Un tiro en plena misa

El coronel, jefe del destacamento, ordenó a su tropa tomar la pequeña iglesia del poblado y traerle a su despacho la imagen de San Antonio. Los soldados cumplieron la misión, llevaron la imagen al puesto de mando y esta permaneció secuestrada en el cuartel. El coronel acusaba a San Antonio de colaborar con la guerrilla, estaba convencido que este santo prevenía a los insurgentes de los operativos militares que lanzaban sus tropas. Se desconoce si el coronel intentó torturar la imagen para obtener información o exigirle algún milagro, pero la historia es totalmente verídica. Ocurrió en el departamento de Morazán durante la guerra civil de El Salvador en los años 80.

Una de las lecciones en el combate policial o militar contra insurgentes, terroristas o delincuentes es la capacidad de discriminar. Es fundamental saber distinguir las distintas formas de involucrarse o no involucrarse de quienes viven o están presentes en un territorio dominado o influenciado por actividades ilegales. Pueden encontrarse en ese lugar enemigos armados, enemigos no armados, opositores políticos civiles, activistas sociales, periodistas, defensores de los derechos humanos, población que colabora por conciencia y población que se somete por miedo. El error más común de quienes representan la autoridad es convertir en enemigos a grupos, sectores sociales, razas, religiones o simplemente pobladores sin hacer ningún tipo de distinción. Es común la expresión: “en ese lugar todos son: terroristas, guerrilleros, pandilleros, narcos, etcétera”; y esto igual aparece ahora en Irak que en las calles de Baltimore o en poblados de México. El problema es que la incapacidad para discriminar puede convertir una pequeña llama en un gran incendio.

Mural de Óscar Romero en la Facultad de Jurisprudencia y Ciencias Sociales de la Universidad de El Salvador.
Mural de Óscar Romero en la Facultad de Jurisprudencia y Ciencias Sociales de la Universidad de El Salvador.

La guerra civil de El Salvador es un caso clásico de conflicto provocado por un poder oligárquico autoritario. En este país, el anticomunismo adquirió características de enfermedad mental. A partir de noviembre de 1979, más de 600 personas eran asesinadas mensualmente; los escuadrones de la muerte, policías o militares decapitaban y descuartizaban. Los pronósticos de una segura victoria de Ronald Reagan en las elecciones estadounidenses de 1980 fueron interpretados como una licencia para el exterminio y, en ese contexto, la esquizofrenia paranoide los hizo ver a un obispo conservador que estaba denunciando la matanza como un guerrillero comunista. Le pegaron un tiro en plena misa y convirtieron al asesino material en su líder político.

En El Salvador fueron asesinados 18 sacerdotes, cinco monjas, centenares de catequistas y miles de campesinos que vivían en lugares considerados bajo influencia de “religiosos comunistas”. Iglesias, casas parroquiales, colegios de niños y niñas, universidades, imprentas y emisoras católicas sufrieron ataques terroristas por parte del régimen. La universidad de los jesuitas sufrió 20 atentados con bombas. Periodistas extranjeros, militares y empresarios que rechazaban la represión, activistas de derechos humanos, funcionarios de Naciones Unidas, congresistas norteamericanos y hasta el propio James Carter, presidente de los Estados Unidos, fueron considerados “comunistas”.

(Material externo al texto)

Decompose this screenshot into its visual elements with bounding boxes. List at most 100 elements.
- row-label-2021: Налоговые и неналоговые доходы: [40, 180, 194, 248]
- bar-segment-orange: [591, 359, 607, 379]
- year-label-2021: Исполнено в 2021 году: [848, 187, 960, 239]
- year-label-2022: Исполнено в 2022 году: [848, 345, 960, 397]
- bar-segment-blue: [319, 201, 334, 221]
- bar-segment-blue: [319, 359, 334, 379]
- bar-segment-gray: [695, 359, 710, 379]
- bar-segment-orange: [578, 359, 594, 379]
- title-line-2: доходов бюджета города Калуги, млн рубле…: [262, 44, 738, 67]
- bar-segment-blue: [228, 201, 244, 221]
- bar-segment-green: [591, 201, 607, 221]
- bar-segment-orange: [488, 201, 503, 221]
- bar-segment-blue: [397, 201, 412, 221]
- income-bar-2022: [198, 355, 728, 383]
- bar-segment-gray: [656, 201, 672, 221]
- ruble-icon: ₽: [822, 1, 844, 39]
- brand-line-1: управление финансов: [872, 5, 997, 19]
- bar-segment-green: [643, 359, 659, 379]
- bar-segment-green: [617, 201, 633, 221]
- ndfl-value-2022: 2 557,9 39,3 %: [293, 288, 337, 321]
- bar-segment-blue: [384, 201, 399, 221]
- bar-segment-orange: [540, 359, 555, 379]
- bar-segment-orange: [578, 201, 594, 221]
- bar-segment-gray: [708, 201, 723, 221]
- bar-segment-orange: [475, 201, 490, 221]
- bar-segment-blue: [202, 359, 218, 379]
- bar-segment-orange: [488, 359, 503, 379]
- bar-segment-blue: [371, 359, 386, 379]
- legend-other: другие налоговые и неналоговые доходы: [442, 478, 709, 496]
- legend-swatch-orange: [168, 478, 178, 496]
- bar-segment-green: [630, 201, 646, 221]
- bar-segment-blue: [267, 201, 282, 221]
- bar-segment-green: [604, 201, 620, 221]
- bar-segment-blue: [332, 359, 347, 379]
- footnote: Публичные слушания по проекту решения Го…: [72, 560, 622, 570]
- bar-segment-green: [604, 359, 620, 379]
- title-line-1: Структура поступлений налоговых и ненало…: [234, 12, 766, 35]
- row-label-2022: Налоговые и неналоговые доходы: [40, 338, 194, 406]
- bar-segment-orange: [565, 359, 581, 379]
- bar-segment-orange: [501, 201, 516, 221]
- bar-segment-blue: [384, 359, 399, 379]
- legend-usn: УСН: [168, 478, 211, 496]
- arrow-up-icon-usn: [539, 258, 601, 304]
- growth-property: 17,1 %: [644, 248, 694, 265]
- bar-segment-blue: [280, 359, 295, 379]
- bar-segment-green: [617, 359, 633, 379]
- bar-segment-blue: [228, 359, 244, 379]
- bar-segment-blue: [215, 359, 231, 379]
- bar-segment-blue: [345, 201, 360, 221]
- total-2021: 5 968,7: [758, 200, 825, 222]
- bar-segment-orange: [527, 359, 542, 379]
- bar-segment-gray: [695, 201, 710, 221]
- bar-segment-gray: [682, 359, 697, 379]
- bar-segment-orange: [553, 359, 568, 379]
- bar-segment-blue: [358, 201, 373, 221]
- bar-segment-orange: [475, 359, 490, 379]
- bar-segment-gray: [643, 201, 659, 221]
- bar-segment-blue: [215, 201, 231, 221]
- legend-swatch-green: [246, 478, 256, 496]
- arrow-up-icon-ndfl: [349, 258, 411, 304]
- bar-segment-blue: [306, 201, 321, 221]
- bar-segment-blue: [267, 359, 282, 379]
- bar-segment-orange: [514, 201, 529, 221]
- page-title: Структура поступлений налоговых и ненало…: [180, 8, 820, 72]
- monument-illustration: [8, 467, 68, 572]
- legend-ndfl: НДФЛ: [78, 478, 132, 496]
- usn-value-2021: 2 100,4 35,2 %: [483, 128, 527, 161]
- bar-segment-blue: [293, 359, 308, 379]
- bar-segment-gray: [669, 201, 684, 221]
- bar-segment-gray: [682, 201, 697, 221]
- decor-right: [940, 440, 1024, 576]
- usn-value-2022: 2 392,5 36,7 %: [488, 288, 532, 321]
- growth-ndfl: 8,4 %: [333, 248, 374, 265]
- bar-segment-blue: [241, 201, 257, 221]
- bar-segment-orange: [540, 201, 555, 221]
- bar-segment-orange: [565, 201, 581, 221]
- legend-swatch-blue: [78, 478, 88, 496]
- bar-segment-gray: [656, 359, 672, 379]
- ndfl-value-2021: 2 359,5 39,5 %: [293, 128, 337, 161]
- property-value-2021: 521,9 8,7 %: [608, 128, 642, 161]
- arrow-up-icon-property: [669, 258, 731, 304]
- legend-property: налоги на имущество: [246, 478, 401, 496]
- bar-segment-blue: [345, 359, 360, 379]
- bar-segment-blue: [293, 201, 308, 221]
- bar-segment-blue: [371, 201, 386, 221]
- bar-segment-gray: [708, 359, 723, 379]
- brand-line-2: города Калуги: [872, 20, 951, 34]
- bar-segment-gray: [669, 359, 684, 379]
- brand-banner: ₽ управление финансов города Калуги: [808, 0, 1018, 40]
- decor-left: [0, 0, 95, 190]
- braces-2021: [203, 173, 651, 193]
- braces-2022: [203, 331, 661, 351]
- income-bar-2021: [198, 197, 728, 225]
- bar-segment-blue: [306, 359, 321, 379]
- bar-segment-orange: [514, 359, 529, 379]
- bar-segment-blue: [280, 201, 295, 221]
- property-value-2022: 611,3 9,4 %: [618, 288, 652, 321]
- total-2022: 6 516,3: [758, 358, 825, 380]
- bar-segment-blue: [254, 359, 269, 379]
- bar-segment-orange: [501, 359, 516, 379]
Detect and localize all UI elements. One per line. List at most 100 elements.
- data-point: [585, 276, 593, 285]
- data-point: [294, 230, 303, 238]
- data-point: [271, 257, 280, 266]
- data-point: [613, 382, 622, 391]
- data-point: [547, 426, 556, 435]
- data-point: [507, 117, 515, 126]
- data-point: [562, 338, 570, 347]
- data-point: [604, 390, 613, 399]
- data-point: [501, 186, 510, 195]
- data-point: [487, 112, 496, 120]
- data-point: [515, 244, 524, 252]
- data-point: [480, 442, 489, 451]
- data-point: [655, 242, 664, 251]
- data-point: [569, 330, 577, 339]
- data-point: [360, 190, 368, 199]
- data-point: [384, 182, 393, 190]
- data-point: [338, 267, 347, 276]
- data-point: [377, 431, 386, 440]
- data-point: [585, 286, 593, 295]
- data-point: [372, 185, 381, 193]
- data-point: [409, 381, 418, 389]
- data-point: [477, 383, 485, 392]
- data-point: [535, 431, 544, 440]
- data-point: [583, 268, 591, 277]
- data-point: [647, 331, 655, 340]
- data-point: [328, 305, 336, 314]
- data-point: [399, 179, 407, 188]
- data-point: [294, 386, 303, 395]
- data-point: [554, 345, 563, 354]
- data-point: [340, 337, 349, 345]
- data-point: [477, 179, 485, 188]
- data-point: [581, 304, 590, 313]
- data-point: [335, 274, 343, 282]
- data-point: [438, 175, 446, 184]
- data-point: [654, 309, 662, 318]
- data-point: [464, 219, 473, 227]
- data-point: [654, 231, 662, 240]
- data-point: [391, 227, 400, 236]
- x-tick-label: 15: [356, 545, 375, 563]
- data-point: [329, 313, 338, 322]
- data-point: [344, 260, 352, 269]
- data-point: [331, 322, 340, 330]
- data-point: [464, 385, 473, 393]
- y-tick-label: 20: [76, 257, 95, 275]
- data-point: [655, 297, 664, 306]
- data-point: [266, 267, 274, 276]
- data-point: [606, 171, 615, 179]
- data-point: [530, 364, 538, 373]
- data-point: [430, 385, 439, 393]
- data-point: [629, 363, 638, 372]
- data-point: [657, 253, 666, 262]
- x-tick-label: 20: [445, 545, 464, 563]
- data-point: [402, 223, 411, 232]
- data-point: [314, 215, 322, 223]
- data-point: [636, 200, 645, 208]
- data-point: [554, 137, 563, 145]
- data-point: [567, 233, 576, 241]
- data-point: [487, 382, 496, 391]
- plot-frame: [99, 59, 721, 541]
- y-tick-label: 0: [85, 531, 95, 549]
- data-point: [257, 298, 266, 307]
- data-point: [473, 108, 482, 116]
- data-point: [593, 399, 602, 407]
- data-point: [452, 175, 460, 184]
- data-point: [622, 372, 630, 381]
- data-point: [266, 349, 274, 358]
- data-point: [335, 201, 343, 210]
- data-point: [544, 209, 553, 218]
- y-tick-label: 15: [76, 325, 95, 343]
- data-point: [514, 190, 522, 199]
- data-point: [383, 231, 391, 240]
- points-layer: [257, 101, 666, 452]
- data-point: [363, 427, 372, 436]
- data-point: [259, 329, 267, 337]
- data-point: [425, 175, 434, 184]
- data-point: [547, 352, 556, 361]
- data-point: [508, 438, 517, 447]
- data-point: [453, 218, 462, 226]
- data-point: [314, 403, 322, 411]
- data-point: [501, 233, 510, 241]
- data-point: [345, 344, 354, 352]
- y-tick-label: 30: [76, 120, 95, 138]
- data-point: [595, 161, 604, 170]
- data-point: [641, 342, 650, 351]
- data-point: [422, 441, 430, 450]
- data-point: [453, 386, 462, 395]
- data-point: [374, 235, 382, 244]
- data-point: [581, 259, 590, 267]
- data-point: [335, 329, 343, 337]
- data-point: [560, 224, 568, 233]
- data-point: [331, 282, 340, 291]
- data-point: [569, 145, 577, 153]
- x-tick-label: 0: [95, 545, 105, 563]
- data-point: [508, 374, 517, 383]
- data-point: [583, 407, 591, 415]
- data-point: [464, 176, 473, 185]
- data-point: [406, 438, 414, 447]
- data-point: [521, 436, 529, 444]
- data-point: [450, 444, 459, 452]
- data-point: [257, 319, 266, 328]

En noviembre de 1989, los medios de comunicación acusaron a los jesuitas de ser los responsables de la ofensiva guerrillera sobre la capital. Oligarcas y militares, temerosos de que se produjera una negociación con la guerrilla en el momento en que esta ocupaba parte de la capital, decidieron evitarla asesinando a Ignacio Ellacuría y a otros cinco jesuitas que defendían la solución negociada. Este crimen forzó al régimen a negociar, al dificultar la continuación del apoyo estadounidense.

Los guerrilleros no éramos solución de nada, fuimos simplemente síntomas de un país políticamente enfermo. Fueron las barbaridades del régimen las que nos multiplicaron. Treinta y cinco años después del asesinato del arzobispo Romero, la derecha salvadoreña no ha reconocido su culpa y torpeza. Matando a Romero quisieron detener una rebelión y la provocaron. Matando a los seis jesuitas pretendieron evitar una negociación y la desataron. No extraña que ahora la beatificación de Romero los desconcierte y enfurezca; el anterior alcalde de San Salvador, del partido de la derecha, cambió el nombre de San Antonio a una calle capitalina por el de Roberto D’Aubuisson, reconocido como el asesino del arzobispo. Queda la duda de si escogió esa calle porque continúan pensando que San Antonio era colaborador de la guerrilla.

Joaquín Villalobos fue guerrillero salvadoreño y es consultor para la resolución de conflictos internacionales.